PYY(13–36) binds selectively to the Y2 receptor, a Gi/o-coupled class A GPCR expressed presynaptically on NPY-containing neurons and on sympathetic nerve terminals. Activation of Y2 reduces intracellular cAMP and suppresses voltage-gated calcium channels at the presynaptic terminal, thereby inhibiting neurotransmitter (noradrenaline or NPY) release. In the hypothalamic arcuate nucleus — a region accessible to circulating gut hormones — Y2 activation on NPY/AgRP neurons dampens the orexigenic NPY signal and downstream food-seeking behavior.
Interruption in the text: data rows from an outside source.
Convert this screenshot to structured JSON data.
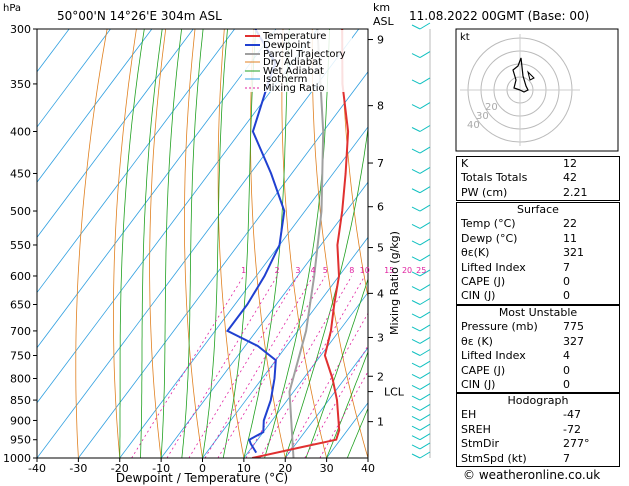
{
  "header": {
    "location": "50°00'N 14°26'E 304m ASL",
    "datetime": "11.08.2022 00GMT (Base: 00)"
  },
  "chart_data": {
    "type": "skew-t",
    "xlabel": "Dewpoint / Temperature (°C)",
    "ylabel_left": "hPa",
    "ylabel_right_top": "km",
    "ylabel_right_top2": "ASL",
    "mixing_ratio_label": "Mixing Ratio (g/kg)",
    "pressure_ticks": [
      300,
      350,
      400,
      450,
      500,
      550,
      600,
      650,
      700,
      750,
      800,
      850,
      900,
      950,
      1000
    ],
    "temp_ticks": [
      -40,
      -30,
      -20,
      -10,
      0,
      10,
      20,
      30,
      40
    ],
    "km_ticks": [
      {
        "label": "9",
        "p": 309
      },
      {
        "label": "8",
        "p": 372
      },
      {
        "label": "7",
        "p": 437
      },
      {
        "label": "6",
        "p": 494
      },
      {
        "label": "5",
        "p": 554
      },
      {
        "label": "4",
        "p": 630
      },
      {
        "label": "3",
        "p": 713
      },
      {
        "label": "2",
        "p": 795
      },
      {
        "label": "1",
        "p": 903
      }
    ],
    "lcl_label": "LCL",
    "lcl_p": 830,
    "mixing_ratio_values": [
      "1",
      "2",
      "3",
      "4",
      "5",
      "8",
      "10",
      "15",
      "20",
      "25"
    ],
    "legend": [
      "Temperature",
      "Dewpoint",
      "Parcel Trajectory",
      "Dry Adiabat",
      "Wet Adiabat",
      "Isotherm",
      "Mixing Ratio"
    ],
    "colors": {
      "temperature": "#e03030",
      "dewpoint": "#2040d0",
      "parcel": "#a0a0a0",
      "dry_adiabat": "#e08020",
      "wet_adiabat": "#20a020",
      "isotherm": "#30a0e0",
      "mixing_ratio": "#e020a0",
      "wind": "#10c0c0"
    },
    "temperature_profile": [
      {
        "p": 1000,
        "x": 12
      },
      {
        "p": 970,
        "x": 22
      },
      {
        "p": 950,
        "x": 29
      },
      {
        "p": 925,
        "x": 28
      },
      {
        "p": 850,
        "x": 22
      },
      {
        "p": 800,
        "x": 17
      },
      {
        "p": 750,
        "x": 11
      },
      {
        "p": 700,
        "x": 8
      },
      {
        "p": 650,
        "x": 4
      },
      {
        "p": 600,
        "x": 0
      },
      {
        "p": 550,
        "x": -6
      },
      {
        "p": 500,
        "x": -11
      },
      {
        "p": 450,
        "x": -17
      },
      {
        "p": 400,
        "x": -24
      },
      {
        "p": 350,
        "x": -34
      },
      {
        "p": 300,
        "x": -44
      }
    ],
    "dewpoint_profile": [
      {
        "p": 985,
        "x": 12
      },
      {
        "p": 960,
        "x": 9
      },
      {
        "p": 950,
        "x": 8
      },
      {
        "p": 930,
        "x": 10
      },
      {
        "p": 900,
        "x": 8
      },
      {
        "p": 850,
        "x": 6
      },
      {
        "p": 800,
        "x": 3
      },
      {
        "p": 760,
        "x": 0
      },
      {
        "p": 730,
        "x": -7
      },
      {
        "p": 700,
        "x": -17
      },
      {
        "p": 650,
        "x": -17
      },
      {
        "p": 600,
        "x": -18
      },
      {
        "p": 550,
        "x": -20
      },
      {
        "p": 500,
        "x": -25
      },
      {
        "p": 450,
        "x": -35
      },
      {
        "p": 400,
        "x": -47
      },
      {
        "p": 350,
        "x": -52
      },
      {
        "p": 330,
        "x": -54
      },
      {
        "p": 300,
        "x": -65
      }
    ],
    "parcel_profile": [
      {
        "p": 1000,
        "x": 22
      },
      {
        "p": 830,
        "x": 9
      },
      {
        "p": 700,
        "x": 2
      },
      {
        "p": 600,
        "x": -6
      },
      {
        "p": 500,
        "x": -16
      },
      {
        "p": 400,
        "x": -30
      },
      {
        "p": 300,
        "x": -50
      }
    ]
  },
  "hodograph": {
    "label": "kt",
    "ring_labels": [
      "20",
      "30",
      "40"
    ]
  },
  "table": {
    "indices": [
      {
        "label": "K",
        "value": "12"
      },
      {
        "label": "Totals Totals",
        "value": "42"
      },
      {
        "label": "PW (cm)",
        "value": "2.21"
      }
    ],
    "surface": {
      "title": "Surface",
      "rows": [
        {
          "label": "Temp (°C)",
          "value": "22"
        },
        {
          "label": "Dewp (°C)",
          "value": "11"
        },
        {
          "label": "θε(K)",
          "value": "321"
        },
        {
          "label": "Lifted Index",
          "value": "7"
        },
        {
          "label": "CAPE (J)",
          "value": "0"
        },
        {
          "label": "CIN (J)",
          "value": "0"
        }
      ]
    },
    "most_unstable": {
      "title": "Most Unstable",
      "rows": [
        {
          "label": "Pressure (mb)",
          "value": "775"
        },
        {
          "label": "θε (K)",
          "value": "327"
        },
        {
          "label": "Lifted Index",
          "value": "4"
        },
        {
          "label": "CAPE (J)",
          "value": "0"
        },
        {
          "label": "CIN (J)",
          "value": "0"
        }
      ]
    },
    "hodograph": {
      "title": "Hodograph",
      "rows": [
        {
          "label": "EH",
          "value": "-47"
        },
        {
          "label": "SREH",
          "value": "-72"
        },
        {
          "label": "StmDir",
          "value": "277°"
        },
        {
          "label": "StmSpd (kt)",
          "value": "7"
        }
      ]
    }
  },
  "watermark": "© weatheronline.co.uk"
}
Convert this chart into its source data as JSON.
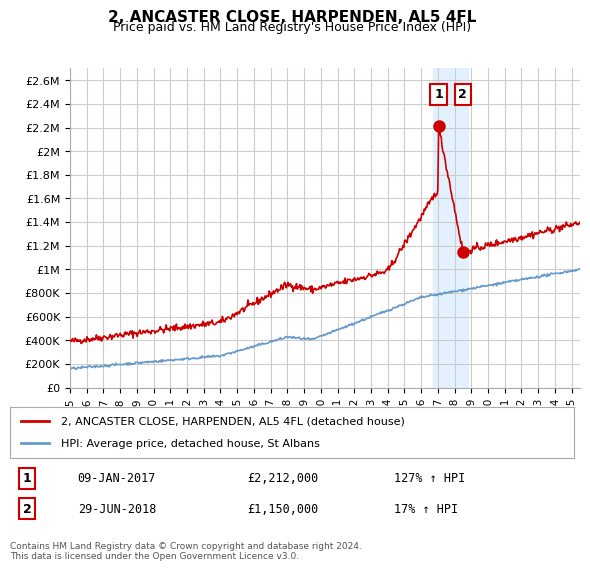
{
  "title": "2, ANCASTER CLOSE, HARPENDEN, AL5 4FL",
  "subtitle": "Price paid vs. HM Land Registry's House Price Index (HPI)",
  "red_label": "2, ANCASTER CLOSE, HARPENDEN, AL5 4FL (detached house)",
  "blue_label": "HPI: Average price, detached house, St Albans",
  "annotation1_date": "09-JAN-2017",
  "annotation1_price": "£2,212,000",
  "annotation1_hpi": "127% ↑ HPI",
  "annotation2_date": "29-JUN-2018",
  "annotation2_price": "£1,150,000",
  "annotation2_hpi": "17% ↑ HPI",
  "footer": "Contains HM Land Registry data © Crown copyright and database right 2024.\nThis data is licensed under the Open Government Licence v3.0.",
  "ylim": [
    0,
    2700000
  ],
  "yticks": [
    0,
    200000,
    400000,
    600000,
    800000,
    1000000,
    1200000,
    1400000,
    1600000,
    1800000,
    2000000,
    2200000,
    2400000,
    2600000
  ],
  "ytick_labels": [
    "£0",
    "£200K",
    "£400K",
    "£600K",
    "£800K",
    "£1M",
    "£1.2M",
    "£1.4M",
    "£1.6M",
    "£1.8M",
    "£2M",
    "£2.2M",
    "£2.4M",
    "£2.6M"
  ],
  "bg_color": "#ffffff",
  "grid_color": "#cccccc",
  "red_color": "#cc0000",
  "blue_color": "#6699cc",
  "highlight_color": "#ddeeff",
  "annotation_box_color": "#cc0000",
  "sale1_year": 2017.04,
  "sale1_value": 2212000,
  "sale2_year": 2018.49,
  "sale2_value": 1150000,
  "xmin": 1995,
  "xmax": 2025.5
}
The full-length PYY(1–36) activates Y1, Y2, and Y5 receptor subtypes. Cleavage of the two N-terminal residues by DPP-IV generates PYY(3–36), which is Y2-selective. PYY(13–36), lacking additional N-terminal sequence, retains this Y2 selectivity while losing residues that contribute to Y1/Y5 affinity, making it pharmacologically cleaner for dissecting presynaptic Y2 biology (Wahlestedt et al., 1986; Karra et al., 2009).

Regulatory status

• US: Not an approved drug. A research peptide and pharmacological reference compound. No registered IND for this specific fragment.
• WADA: No specific listing for PYY(13–36). The parent hormone PYY is an endogenous gut peptide; no prohibition of exogenous PYY family fragments has been listed.
• Clinical development: PYY-based therapeutics (analogs of the 3–36 form) have entered Phase I trials for obesity, but the 13–36 fragment itself is not in clinical development as a standalone compound.

Related peptides

• PYY (3–36) — The predominant circulating satiety form of peptide YY; more Y2-selective than PYY(1–36) due to DPP-IV cleavage; the form studied in human appetite trials.
• Neuropeptide Y (NPY) — The closest structural relative of PYY; 70% sequence identity; the key hunger-promoting signal in the hypothalamus that PYY(13–36) inhibits indirectly at the presynaptic Y2 level.
• Pancreatic polypeptide (PP) — Third member of the PP-fold family; primarily Y4-selective; released from the pancreas rather than gut L-cells.